Leistungsmessung. Leider werden Kennzahlen (oder KPIs als Kritische Performance Indikatoren) oft mit Zielen kombiniert oder gleichgesetzt. Kennzahlen ermöglichen Mitarbeitenden gute Beobachtungspunkte. Als Beobachter lenken sie so den Fokus der Aufmerksamkeit auf die kritischen und wichtigen Dinge. Die Physik nennt das den Beobachtungseffekt. Durch Beobachtung findet Lernen statt und Veränderung setzt ein. Es ist die schnellste Art, Leistung zu ermöglichen.
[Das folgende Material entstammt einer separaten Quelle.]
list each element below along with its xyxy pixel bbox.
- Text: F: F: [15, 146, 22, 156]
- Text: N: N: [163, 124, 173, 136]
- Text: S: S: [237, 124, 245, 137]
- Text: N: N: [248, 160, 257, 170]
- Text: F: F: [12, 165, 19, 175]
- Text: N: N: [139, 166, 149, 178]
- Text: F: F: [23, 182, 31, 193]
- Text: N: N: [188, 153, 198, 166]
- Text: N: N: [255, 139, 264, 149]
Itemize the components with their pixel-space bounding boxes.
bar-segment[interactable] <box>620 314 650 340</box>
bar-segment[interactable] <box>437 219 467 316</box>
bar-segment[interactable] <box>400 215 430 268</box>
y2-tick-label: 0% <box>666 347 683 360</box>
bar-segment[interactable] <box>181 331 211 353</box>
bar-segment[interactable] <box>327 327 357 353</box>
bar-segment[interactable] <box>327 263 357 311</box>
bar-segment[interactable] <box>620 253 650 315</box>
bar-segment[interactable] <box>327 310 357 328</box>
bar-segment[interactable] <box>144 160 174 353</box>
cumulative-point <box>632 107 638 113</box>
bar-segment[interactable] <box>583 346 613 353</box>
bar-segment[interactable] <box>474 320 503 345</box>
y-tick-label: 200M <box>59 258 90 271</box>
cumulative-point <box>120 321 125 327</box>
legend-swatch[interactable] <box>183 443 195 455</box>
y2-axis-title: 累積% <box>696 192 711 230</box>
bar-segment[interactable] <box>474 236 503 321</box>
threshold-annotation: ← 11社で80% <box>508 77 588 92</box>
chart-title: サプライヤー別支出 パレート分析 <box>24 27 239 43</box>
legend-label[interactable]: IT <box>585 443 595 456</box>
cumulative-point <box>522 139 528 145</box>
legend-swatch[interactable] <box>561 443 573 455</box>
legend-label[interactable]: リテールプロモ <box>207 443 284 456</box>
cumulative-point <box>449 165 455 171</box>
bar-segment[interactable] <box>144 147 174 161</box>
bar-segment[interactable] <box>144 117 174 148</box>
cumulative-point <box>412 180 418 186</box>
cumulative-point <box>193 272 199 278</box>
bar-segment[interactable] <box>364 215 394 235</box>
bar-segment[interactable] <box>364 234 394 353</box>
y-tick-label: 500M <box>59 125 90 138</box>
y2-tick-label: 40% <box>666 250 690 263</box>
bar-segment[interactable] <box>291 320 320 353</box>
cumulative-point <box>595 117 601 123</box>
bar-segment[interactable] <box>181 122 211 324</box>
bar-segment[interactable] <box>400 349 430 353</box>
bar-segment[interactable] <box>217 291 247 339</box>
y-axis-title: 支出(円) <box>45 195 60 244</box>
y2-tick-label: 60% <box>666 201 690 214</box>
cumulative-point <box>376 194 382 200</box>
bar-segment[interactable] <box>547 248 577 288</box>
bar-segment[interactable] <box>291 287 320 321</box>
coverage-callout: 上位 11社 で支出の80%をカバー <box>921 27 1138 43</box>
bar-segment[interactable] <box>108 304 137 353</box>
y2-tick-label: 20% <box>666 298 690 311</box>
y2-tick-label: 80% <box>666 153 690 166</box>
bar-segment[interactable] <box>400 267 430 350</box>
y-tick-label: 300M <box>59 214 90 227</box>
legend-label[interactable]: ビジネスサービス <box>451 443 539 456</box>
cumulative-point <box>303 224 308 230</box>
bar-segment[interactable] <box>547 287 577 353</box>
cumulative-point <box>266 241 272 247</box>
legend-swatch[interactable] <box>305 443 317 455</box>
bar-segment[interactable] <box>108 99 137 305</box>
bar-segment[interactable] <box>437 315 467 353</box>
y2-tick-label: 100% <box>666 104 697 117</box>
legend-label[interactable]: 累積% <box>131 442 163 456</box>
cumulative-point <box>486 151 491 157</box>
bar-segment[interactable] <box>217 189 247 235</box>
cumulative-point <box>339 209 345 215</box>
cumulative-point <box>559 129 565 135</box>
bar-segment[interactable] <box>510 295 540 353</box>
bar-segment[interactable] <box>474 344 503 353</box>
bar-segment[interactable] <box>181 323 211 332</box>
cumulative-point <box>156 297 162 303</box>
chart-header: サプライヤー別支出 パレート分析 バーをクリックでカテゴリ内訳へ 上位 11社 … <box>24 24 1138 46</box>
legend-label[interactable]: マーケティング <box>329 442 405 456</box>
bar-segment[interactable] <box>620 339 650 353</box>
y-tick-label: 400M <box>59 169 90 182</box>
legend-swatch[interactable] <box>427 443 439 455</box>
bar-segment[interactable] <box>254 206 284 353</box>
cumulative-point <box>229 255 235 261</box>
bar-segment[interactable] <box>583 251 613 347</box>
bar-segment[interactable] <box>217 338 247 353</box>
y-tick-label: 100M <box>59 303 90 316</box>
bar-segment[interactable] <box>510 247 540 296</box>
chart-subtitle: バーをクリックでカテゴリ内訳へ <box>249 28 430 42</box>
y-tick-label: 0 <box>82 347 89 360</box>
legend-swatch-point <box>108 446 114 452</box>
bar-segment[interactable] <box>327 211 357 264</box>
All jene Lesenden, welche einen technisch anspruchsvollen Sport betreiben wissen genau, was der Fokus der Aufmerksamkeit für ihre Leistung tut. Wenn wir nun KPI mit Zielen versehen, dann schwenkt unsere Aufmerksamkeit auf das, was sein soll und nicht mehr auf das, was gerade ist. Leistung findet im Jetzt statt und nicht in der Zukunft oder der Erwartung. Das zerstört den Effekt der Aufmerksamkeit vollständig. Nochmals zum Sport. „Im Moment wo ich mich auf das Ziel konzentriere, habe ich bereits verloren“. KPI sind sehr wichtig für die Leistung. Aber kombinieren wir sie nicht (überall) mit Zielen. Jeder Mitarbeitende weiss genau, was die richtigen Leistungsstandards sind. Sie brauchen keine ständige Verstärkung durch den Chef. Und es ist besser die Aufmerksamkeit nicht durch Ziele zu stören.

Zielsetzung. Ziele tun wenig Positives für Motivation, Sinn und Verantwortung –jene drei Dinge, welche für die Leistung von Mitarbeitenden relevant sind. Ziele können als wirksames Instrument der Kommunikation zwischen Menschen dienen. Sie sind aber nicht das einzige Instrument der Führung.

Es ist besser, mit Mitarbeitenden über die wichtigen KPIs zu sprechen: Worauf achten sie bei der Tätigkeit? Das hilft den Mitarbeitenden über das zu reden, was ihnen hilft, die Leistung zu verbessern. Gleichzeitig wissen sie als Führungskraft, dass die wichtigen Dinge „unter Beobachtung“, oder wie andere pflegen zu sagen, „unter Kontrolle“ sind. Nutzen sie gleichzeitig die anderen Hebel, Absicht, Zusammenarbeit und Zweck, um Sinnfindung zu ermöglichen.

Ich weiss, dass einige von Ihnen sich jetzt fragen, was soll all das, oder sich sogar betroffen fühlen. Ein STOP und Denken ist angesagt. So hat diese Notiz bereits ihre Wirkung erzielt. Lernen findet durch Beobachtung und durch Erkenntnis statt. Ihr Erlebnis ist der Anfang einer Veränderung. Aber, sind Sie vorsichtig im Umgang mit diesem Thema in Ihrer Organisation.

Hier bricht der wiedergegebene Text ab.